SlightlyLoony
Tera Contributor

Recently Elaine, a system administrator at a company that uses our Discovery product, got to wondering about SSH connections. She noticed that while Discovery sends quite a few probes to her UNIX and Linux systems, usually there was only one login to each system in a Discovery run. Reviewing her system logs, she could see that the MID server really was making different requests at different times, corresponding to the different probes. Usually these probes ran over the course of a few minutes, not all one right after the other.

Yet somehow the MID server was doing it all with just one login to her systems. Every once in a while, though, she noticed that the MID server would log into her systems twice or even three times during the course of a single Discovery run. While this all worked, Elaine didn't like the fact that it was inconsistent — and that she just plain didn't understand the logic. So she called me and found out about the MID server's SSH connection caching — and now she's all smiles...

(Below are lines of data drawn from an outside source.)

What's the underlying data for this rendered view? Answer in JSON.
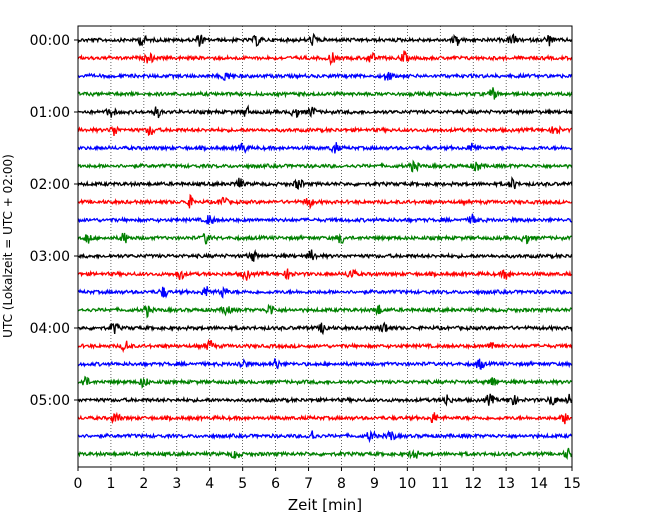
{
  "chart_data": {
    "type": "line",
    "title": "",
    "xlabel": "Zeit  [min]",
    "ylabel": "UTC (Lokalzeit = UTC + 02:00)",
    "xlim": [
      0,
      15
    ],
    "x_ticks": [
      "0",
      "1",
      "2",
      "3",
      "4",
      "5",
      "6",
      "7",
      "8",
      "9",
      "10",
      "11",
      "12",
      "13",
      "14",
      "15"
    ],
    "y_ticks": [
      "00:00",
      "01:00",
      "02:00",
      "03:00",
      "04:00",
      "05:00"
    ],
    "grid": "vertical dotted at each minute",
    "line_minutes": 15,
    "colors": [
      "#000000",
      "#ff0000",
      "#0000ff",
      "#008000"
    ],
    "series": [
      {
        "start": "00:00",
        "events": [
          1.95,
          3.7,
          5.45,
          7.15,
          11.5,
          13.2,
          14.3
        ]
      },
      {
        "start": "00:15",
        "events": [
          2.15,
          7.7,
          8.9,
          9.9
        ]
      },
      {
        "start": "00:30",
        "events": [
          4.5,
          9.4
        ]
      },
      {
        "start": "00:45",
        "events": [
          12.6
        ]
      },
      {
        "start": "01:00",
        "events": [
          1.0,
          2.4,
          5.1,
          6.6,
          7.1
        ]
      },
      {
        "start": "01:15",
        "events": [
          1.1,
          2.2,
          14.5
        ]
      },
      {
        "start": "01:30",
        "events": [
          5.0,
          7.8,
          12.0
        ]
      },
      {
        "start": "01:45",
        "events": [
          10.2,
          12.1
        ]
      },
      {
        "start": "02:00",
        "events": [
          4.9,
          6.7,
          13.2
        ]
      },
      {
        "start": "02:15",
        "events": [
          3.4,
          4.4,
          7.0
        ]
      },
      {
        "start": "02:30",
        "events": [
          4.0,
          12.0
        ]
      },
      {
        "start": "02:45",
        "events": [
          0.3,
          1.4,
          3.9,
          8.0,
          13.6
        ]
      },
      {
        "start": "03:00",
        "events": [
          5.3,
          7.1
        ]
      },
      {
        "start": "03:15",
        "events": [
          3.1,
          5.1,
          6.4,
          8.3,
          13.0
        ]
      },
      {
        "start": "03:30",
        "events": [
          2.6,
          3.9,
          4.4
        ]
      },
      {
        "start": "03:45",
        "events": [
          2.1,
          4.5,
          5.85,
          9.1
        ]
      },
      {
        "start": "04:00",
        "events": [
          1.1,
          7.45,
          9.3
        ]
      },
      {
        "start": "04:15",
        "events": [
          1.45,
          4.0,
          12.6
        ]
      },
      {
        "start": "04:30",
        "events": [
          5.0,
          6.0,
          12.2
        ]
      },
      {
        "start": "04:45",
        "events": [
          0.2,
          2.0,
          12.6
        ]
      },
      {
        "start": "05:00",
        "events": [
          11.2,
          12.5,
          13.2,
          14.4,
          14.95
        ]
      },
      {
        "start": "05:15",
        "events": [
          1.15,
          10.8,
          14.8
        ]
      },
      {
        "start": "05:30",
        "events": [
          7.1,
          8.9,
          9.5
        ]
      },
      {
        "start": "05:45",
        "events": [
          4.8,
          10.2,
          14.9
        ]
      }
    ]
  }
}
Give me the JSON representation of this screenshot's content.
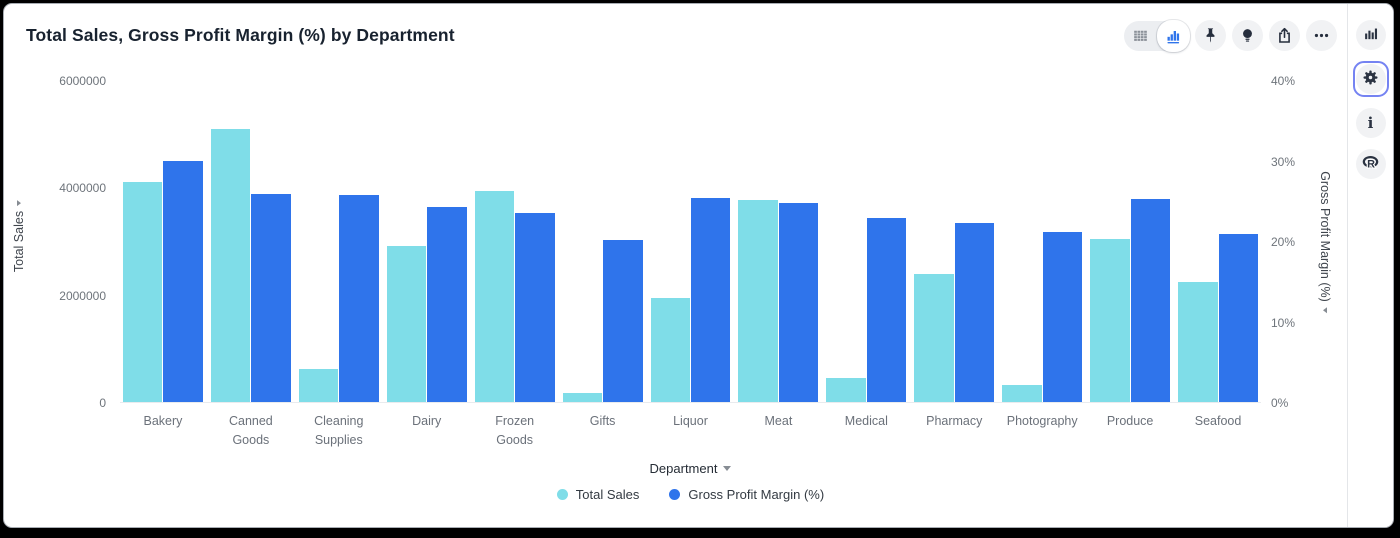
{
  "header": {
    "title": "Total Sales, Gross Profit Margin (%) by Department"
  },
  "toolbar": {
    "view_toggle": {
      "table_icon": "table-icon",
      "chart_icon": "bar-chart-icon",
      "active": "chart"
    },
    "buttons": [
      {
        "name": "pin",
        "icon": "pin-icon"
      },
      {
        "name": "insights",
        "icon": "lightbulb-icon"
      },
      {
        "name": "export",
        "icon": "share-icon"
      },
      {
        "name": "more-options",
        "icon": "ellipsis-icon"
      }
    ]
  },
  "sidebar": {
    "items": [
      {
        "name": "chart-panel",
        "icon": "bar-chart-icon",
        "selected": false
      },
      {
        "name": "settings-panel",
        "icon": "gear-icon",
        "selected": true
      },
      {
        "name": "info-panel",
        "icon": "info-icon",
        "selected": false
      },
      {
        "name": "r-panel",
        "icon": "r-logo-icon",
        "selected": false
      }
    ],
    "selected_border_color": "#7583f2"
  },
  "colors": {
    "total_sales": "#7fdde8",
    "gross_profit_margin": "#2f74eb",
    "title_text": "#18222f",
    "tick_text": "#6e747b"
  },
  "chart_data": {
    "type": "bar",
    "title": "Total Sales, Gross Profit Margin (%) by Department",
    "categories": [
      "Bakery",
      "Canned Goods",
      "Cleaning Supplies",
      "Dairy",
      "Frozen Goods",
      "Gifts",
      "Liquor",
      "Meat",
      "Medical",
      "Pharmacy",
      "Photography",
      "Produce",
      "Seafood"
    ],
    "series": [
      {
        "name": "Total Sales",
        "axis": "left",
        "color": "#7fdde8",
        "values": [
          4120000,
          5110000,
          610000,
          2910000,
          3950000,
          170000,
          1950000,
          3780000,
          440000,
          2390000,
          320000,
          3040000,
          2250000
        ]
      },
      {
        "name": "Gross Profit Margin (%)",
        "axis": "right",
        "color": "#2f74eb",
        "values": [
          30.0,
          25.9,
          25.8,
          24.3,
          23.6,
          20.2,
          25.4,
          24.8,
          22.9,
          22.3,
          21.2,
          25.3,
          20.9
        ]
      }
    ],
    "left_axis": {
      "label": "Total Sales",
      "min": 0,
      "max": 6000000,
      "ticks": [
        "6000000",
        "4000000",
        "2000000",
        "0"
      ]
    },
    "right_axis": {
      "label": "Gross Profit Margin (%)",
      "min": 0,
      "max": 40,
      "ticks": [
        "40%",
        "30%",
        "20%",
        "10%",
        "0%"
      ]
    },
    "xlabel": "Department",
    "legend": [
      "Total Sales",
      "Gross Profit Margin (%)"
    ],
    "legend_position": "bottom",
    "grid": false
  }
}
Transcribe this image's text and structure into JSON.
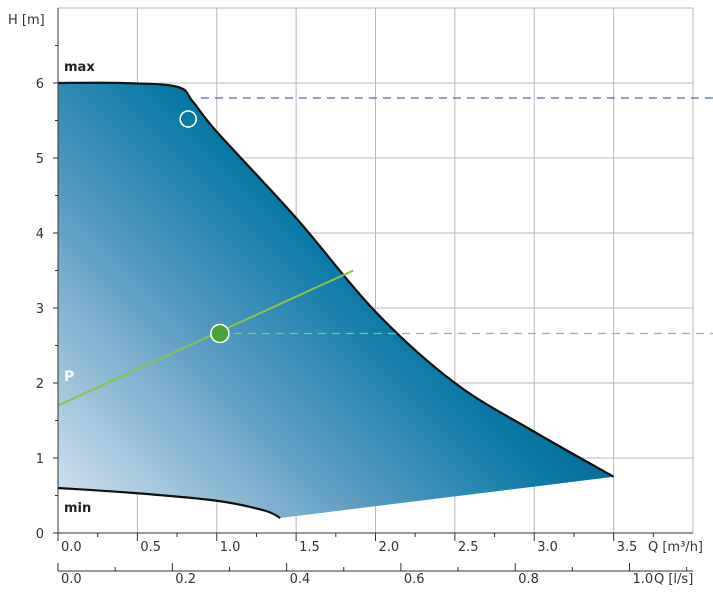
{
  "chart_data": {
    "type": "area",
    "title": "",
    "y_axis": {
      "label": "H [m]",
      "ticks": [
        "0",
        "1",
        "2",
        "3",
        "4",
        "5",
        "6"
      ],
      "range": [
        0,
        7
      ]
    },
    "x_axis_primary": {
      "label": "Q [m³/h]",
      "ticks": [
        "0.0",
        "0.5",
        "1.0",
        "1.5",
        "2.0",
        "2.5",
        "3.0",
        "3.5"
      ],
      "range": [
        0,
        4
      ]
    },
    "x_axis_secondary": {
      "label": "Q [l/s]",
      "ticks": [
        "0.0",
        "0.2",
        "0.4",
        "0.6",
        "0.8",
        "1.0"
      ],
      "values": [
        0,
        0.2,
        0.4,
        0.6,
        0.8,
        1.0
      ]
    },
    "grid": true,
    "series": [
      {
        "name": "max",
        "x": [
          0,
          0.4,
          0.75,
          0.85,
          1.0,
          1.5,
          2.0,
          2.5,
          3.0,
          3.5
        ],
        "y": [
          6.0,
          6.0,
          5.95,
          5.75,
          5.35,
          4.2,
          2.95,
          2.0,
          1.35,
          0.75
        ]
      },
      {
        "name": "min",
        "x": [
          0,
          0.5,
          1.0,
          1.3,
          1.4
        ],
        "y": [
          0.6,
          0.53,
          0.43,
          0.3,
          0.2
        ]
      },
      {
        "name": "P",
        "x": [
          0,
          1.86
        ],
        "y": [
          1.7,
          3.5
        ]
      }
    ],
    "lower_boundary": {
      "x": [
        1.4,
        3.5
      ],
      "y": [
        0.2,
        0.75
      ]
    },
    "points": [
      {
        "x": 0.82,
        "y": 5.52,
        "style": "hollow"
      },
      {
        "x": 1.02,
        "y": 2.66,
        "style": "filled"
      }
    ],
    "reference_lines": [
      {
        "y": 5.8,
        "x_start": 0.9,
        "color": "#4a6f9e"
      },
      {
        "y": 2.66,
        "x_start": 1.02,
        "color": "#7ccf5a"
      }
    ],
    "labels": {
      "max": "max",
      "min": "min",
      "P": "P"
    },
    "colors": {
      "fill_dark": "#035a86",
      "fill_mid": "#0a7aa6",
      "fill_light": "#dce9f2",
      "outline": "#111111",
      "p_line": "#8ac24a",
      "op_point": "#4aa336",
      "grid": "#b8b8b8"
    }
  }
}
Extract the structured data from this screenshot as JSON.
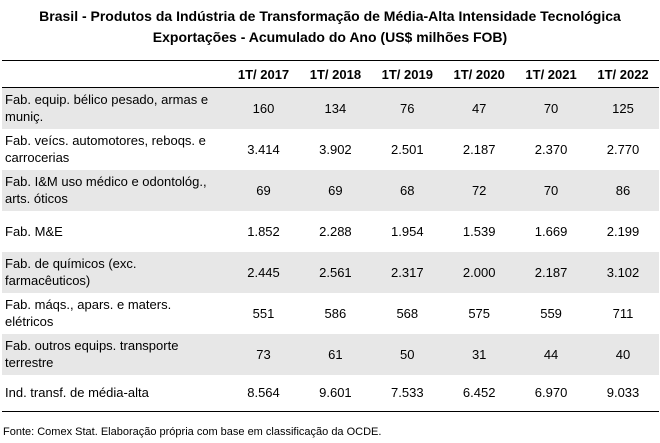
{
  "title_line1": "Brasil - Produtos da Indústria de Transformação de Média-Alta Intensidade Tecnológica",
  "title_line2": "Exportações - Acumulado do Ano (US$ milhões FOB)",
  "columns": [
    "",
    "1T/ 2017",
    "1T/ 2018",
    "1T/ 2019",
    "1T/ 2020",
    "1T/ 2021",
    "1T/ 2022"
  ],
  "rows": [
    {
      "label": "Fab. equip. bélico pesado, armas e muniç.",
      "values": [
        "160",
        "134",
        "76",
        "47",
        "70",
        "125"
      ]
    },
    {
      "label": "Fab. veícs. automotores, reboqs. e carrocerias",
      "values": [
        "3.414",
        "3.902",
        "2.501",
        "2.187",
        "2.370",
        "2.770"
      ]
    },
    {
      "label": "Fab. I&M uso médico e odontológ., arts. óticos",
      "values": [
        "69",
        "69",
        "68",
        "72",
        "70",
        "86"
      ]
    },
    {
      "label": "Fab. M&E",
      "values": [
        "1.852",
        "2.288",
        "1.954",
        "1.539",
        "1.669",
        "2.199"
      ]
    },
    {
      "label": "Fab. de químicos (exc. farmacêuticos)",
      "values": [
        "2.445",
        "2.561",
        "2.317",
        "2.000",
        "2.187",
        "3.102"
      ]
    },
    {
      "label": "Fab. máqs., apars. e maters. elétricos",
      "values": [
        "551",
        "586",
        "568",
        "575",
        "559",
        "711"
      ]
    },
    {
      "label": "Fab. outros equips. transporte terrestre",
      "values": [
        "73",
        "61",
        "50",
        "31",
        "44",
        "40"
      ]
    },
    {
      "label": "Ind. transf. de média-alta",
      "values": [
        "8.564",
        "9.601",
        "7.533",
        "6.452",
        "6.970",
        "9.033"
      ]
    }
  ],
  "source": "Fonte: Comex Stat. Elaboração própria com base em classificação da OCDE."
}
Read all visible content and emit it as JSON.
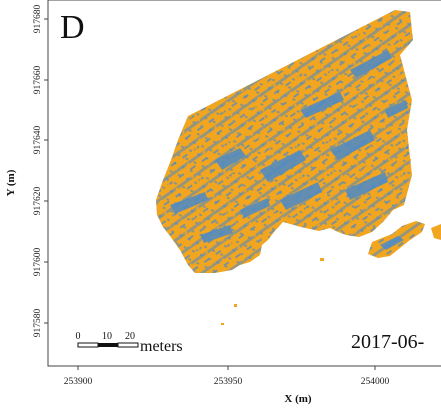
{
  "panel": {
    "letter": "D",
    "date": "2017-06-"
  },
  "colors": {
    "class_a": "#f2a51f",
    "class_b": "#4b8bc9",
    "frame": "#444444"
  },
  "axes": {
    "xlabel": "X (m)",
    "ylabel": "Y (m)",
    "x_ticks": [
      "253900",
      "253950",
      "254000"
    ],
    "y_ticks": [
      "917580",
      "917600",
      "917620",
      "917640",
      "917660",
      "917680"
    ]
  },
  "scalebar": {
    "labels": [
      "0",
      "10",
      "20"
    ],
    "unit": "meters"
  },
  "icons": [
    "raster-map-icon",
    "scale-bar-icon"
  ]
}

Without SSH connection caching (which you can turn off with the MID Server SSH connection cache MID server configuration parameter), Discovery behaves exactly as Elaine had initially expected. If you're not familiar with MID server configuration parameters, you can find them by navigating to MID Servers → Servers, then look at the Configuration Parameters related list. What Elaine expected is that the MID server would log into the target UNIX or Linux system for each individual probe that it runs. This works just fine (in fact, this was the only option in Discovery for years), but there were a couple of consequences that occasionally gave people trouble:

  1. All those logins meant extra work for the MID server and the target system (potentially including some CPU-intensive cryptography) and extra "round trips" on the network.
  2. It was possible for a MID server to be running multiple probes to the same target concurrently (in different threads), which could result in more than the allowed number concurrent connections (depending on the target system's sshd configuration) between the MID server and the target system. This would result in one or more probes failing for mysterious reasons.

SSH connection caching solves these problems. Here's how it works:
  • The first time a MID server gets an SSH probe to a given target system, it logs in normally.
  • That first probe executes normally — but it doesn't log out or close the connection.
  • The MID server then remembers in memory (this is the caching part) the details of that still-open connection. The MID server will keep this cached connection for up to two minutes. If no other SSH probe for that target comes along within that period, the MID server will close the connection and "forget" the cached connection.
  • The next SSH probe that comes along for that same target system will first look in the cached connections to see if there's a remembered connection that's not being used by a probe in another thread. If so, it claims that connection and executes the probe using it. This also resets the two minute timer. If there is no cached connection, then the MID server will log in and establish a new connection to use. If there was a cached connection, but another thread was using it, then either (a) the probe will wait for the other thread to finish its work, then claim its connection, or (b) it will log in and establish a new connection to use.

There's one more MID server configuration parameter that controls the last behavior described above: the MID Server SSH connections per host parameter. By default this is set to 3, which means that the MID server is allowed to have up to 3 concurrent connections to the same target system. We picked 3 because it's the smallest number we've ever seen in the field, in our customers' sshd configurations. You can change this to either a larger or smaller number, as suits your environment. In general, a higher setting will give you higher Discovery performance, though the effect is generally quite small. Most Linux systems default to allowing 10 concurrent connections, but we've seen Solaris configurations varying from 3 to 20.

The behavior that puzzled Elaine is why Discovery didn't behave the same way with every target system. She didn't notice that it also may behave differently from one Discovery run to another. Those differences are caused by the happenstance of probe timing. So long as all the probes for any particular target system run within two minutes of each other, the cached connection will be reused and no further log in activity is required. If, for whatever reason, more than two minutes elapses between any two probes, the MID server will log in again. That simple fact explained every one of her observations. Mystery solved!